The Court recognizes there are limited occasions when the medical evidence is so clear, and so undisputed, that an ALJ would be justified in drawing functional capacity conclusions from such evidence without the assistance of a medical source. See Deskin, 605 F.Supp.2d at 912 ("To be sure, where the medical evidence shows relatively little physical impairment, an ALJ permissibly can render a commonsense judgment about functional capacity even without a physician's assessment"). This, however, is not such a case. The ALJ impermissibly relied on her own interpretation of the medical data of record, ignored countless reports regarding the severity of Plaintiff's, impairments as well as the limitations caused by those impairments, and improperly substituted her interpretation in place of the opinions of treating and state agency physicians. Under these circumstances, the ALJ's RFC determination lacks any support whatsoever. Because the ALJ improperly relied on this determination to conclude that Plaintiff can perform medium work and her past work, remand is necessary. See Mabra, 2012 WL 2319245, at *10, 2012 U.S. Dist. LEXIS 84504, at *30-34.

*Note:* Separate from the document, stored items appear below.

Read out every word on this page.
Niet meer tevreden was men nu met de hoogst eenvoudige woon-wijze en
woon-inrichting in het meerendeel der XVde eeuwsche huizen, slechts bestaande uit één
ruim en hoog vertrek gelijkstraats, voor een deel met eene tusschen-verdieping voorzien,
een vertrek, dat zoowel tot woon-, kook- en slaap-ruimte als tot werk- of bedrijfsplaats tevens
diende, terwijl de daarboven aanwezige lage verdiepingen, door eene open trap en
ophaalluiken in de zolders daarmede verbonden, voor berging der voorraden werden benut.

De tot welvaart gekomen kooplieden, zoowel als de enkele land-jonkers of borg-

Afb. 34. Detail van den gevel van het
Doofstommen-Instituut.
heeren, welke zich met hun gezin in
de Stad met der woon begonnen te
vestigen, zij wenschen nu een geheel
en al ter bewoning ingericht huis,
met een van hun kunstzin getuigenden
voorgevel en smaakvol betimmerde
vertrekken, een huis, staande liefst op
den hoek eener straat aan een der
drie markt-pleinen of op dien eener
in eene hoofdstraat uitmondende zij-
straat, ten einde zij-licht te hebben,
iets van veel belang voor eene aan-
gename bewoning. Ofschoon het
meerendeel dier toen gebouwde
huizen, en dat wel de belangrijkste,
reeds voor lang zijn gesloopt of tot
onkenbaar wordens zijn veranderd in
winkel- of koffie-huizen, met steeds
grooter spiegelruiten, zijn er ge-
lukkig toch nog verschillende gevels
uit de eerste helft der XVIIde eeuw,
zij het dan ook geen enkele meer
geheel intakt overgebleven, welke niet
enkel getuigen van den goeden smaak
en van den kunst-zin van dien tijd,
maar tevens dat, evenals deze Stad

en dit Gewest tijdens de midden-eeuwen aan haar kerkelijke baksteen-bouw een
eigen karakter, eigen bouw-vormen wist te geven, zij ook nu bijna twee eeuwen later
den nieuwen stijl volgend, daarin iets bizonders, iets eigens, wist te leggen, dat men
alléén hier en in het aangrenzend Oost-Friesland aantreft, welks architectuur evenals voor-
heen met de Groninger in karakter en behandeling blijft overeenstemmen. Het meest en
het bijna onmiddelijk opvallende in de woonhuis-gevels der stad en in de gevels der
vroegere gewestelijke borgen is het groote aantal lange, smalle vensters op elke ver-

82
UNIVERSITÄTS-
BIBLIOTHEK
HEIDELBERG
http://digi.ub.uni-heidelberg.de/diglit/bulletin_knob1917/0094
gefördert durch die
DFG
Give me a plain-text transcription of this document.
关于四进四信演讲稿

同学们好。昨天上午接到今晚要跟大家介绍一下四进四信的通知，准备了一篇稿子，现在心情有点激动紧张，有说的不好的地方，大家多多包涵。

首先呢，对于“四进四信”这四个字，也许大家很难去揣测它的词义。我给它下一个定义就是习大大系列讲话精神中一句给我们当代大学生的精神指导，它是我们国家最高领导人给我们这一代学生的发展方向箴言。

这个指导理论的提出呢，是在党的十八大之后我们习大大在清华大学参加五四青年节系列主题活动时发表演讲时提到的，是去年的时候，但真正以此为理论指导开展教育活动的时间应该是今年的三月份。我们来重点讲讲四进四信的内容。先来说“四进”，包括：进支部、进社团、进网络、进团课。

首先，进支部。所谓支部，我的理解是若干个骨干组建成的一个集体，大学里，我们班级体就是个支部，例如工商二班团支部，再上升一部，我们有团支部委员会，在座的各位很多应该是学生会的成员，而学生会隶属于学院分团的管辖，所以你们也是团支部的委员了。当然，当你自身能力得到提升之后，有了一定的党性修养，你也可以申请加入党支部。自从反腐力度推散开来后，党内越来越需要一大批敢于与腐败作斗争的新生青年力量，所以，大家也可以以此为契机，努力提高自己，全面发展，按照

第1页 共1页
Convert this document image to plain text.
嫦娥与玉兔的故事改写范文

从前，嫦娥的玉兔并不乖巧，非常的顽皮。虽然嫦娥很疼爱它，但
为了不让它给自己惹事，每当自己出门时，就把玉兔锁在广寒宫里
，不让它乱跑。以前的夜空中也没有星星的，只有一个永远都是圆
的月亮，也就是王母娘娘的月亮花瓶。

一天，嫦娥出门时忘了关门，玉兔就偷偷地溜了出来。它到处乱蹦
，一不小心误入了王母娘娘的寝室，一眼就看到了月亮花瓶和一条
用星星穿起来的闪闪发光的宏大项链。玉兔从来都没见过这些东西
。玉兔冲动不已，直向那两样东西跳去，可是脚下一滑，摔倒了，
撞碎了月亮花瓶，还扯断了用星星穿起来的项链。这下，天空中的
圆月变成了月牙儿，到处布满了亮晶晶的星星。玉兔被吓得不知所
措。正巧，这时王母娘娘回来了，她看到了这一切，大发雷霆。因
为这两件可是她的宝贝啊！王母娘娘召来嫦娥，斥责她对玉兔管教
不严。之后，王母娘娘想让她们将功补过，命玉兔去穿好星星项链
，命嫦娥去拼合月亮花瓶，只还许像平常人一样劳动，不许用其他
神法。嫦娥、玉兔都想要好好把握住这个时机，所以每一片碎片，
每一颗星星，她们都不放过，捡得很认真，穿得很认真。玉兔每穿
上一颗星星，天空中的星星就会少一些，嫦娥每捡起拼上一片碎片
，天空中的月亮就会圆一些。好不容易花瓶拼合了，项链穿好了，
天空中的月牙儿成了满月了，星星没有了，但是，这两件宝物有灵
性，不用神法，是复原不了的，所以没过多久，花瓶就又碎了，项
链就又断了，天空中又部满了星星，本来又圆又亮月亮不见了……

The Court has thoroughly examined and considered Plaintiff's other assignment of error, but finds it to be unpersuasive. The Court notes that an ALJ does not commit reversible error in finding an impairment not to be "severe" at Step Two the disability analysis where the ALJ determines the claimant has at least one other severe impairment, and then continues with the remaining steps in the disability evaluation. See Maziarz
For the foregoing reasons, the Court finds that, as more fully explained above, the ALJ's decision is unsupported by substantial evidence, and recommends that it be reversed and remanded to the Commissioner of Social Security under the Fourth Sentence of 42 U.S.C. § 405(g). See Faucher v. Sec'y of Health & Human Servs., 17 F.3d 171, 173-76 (6th Cir.1994).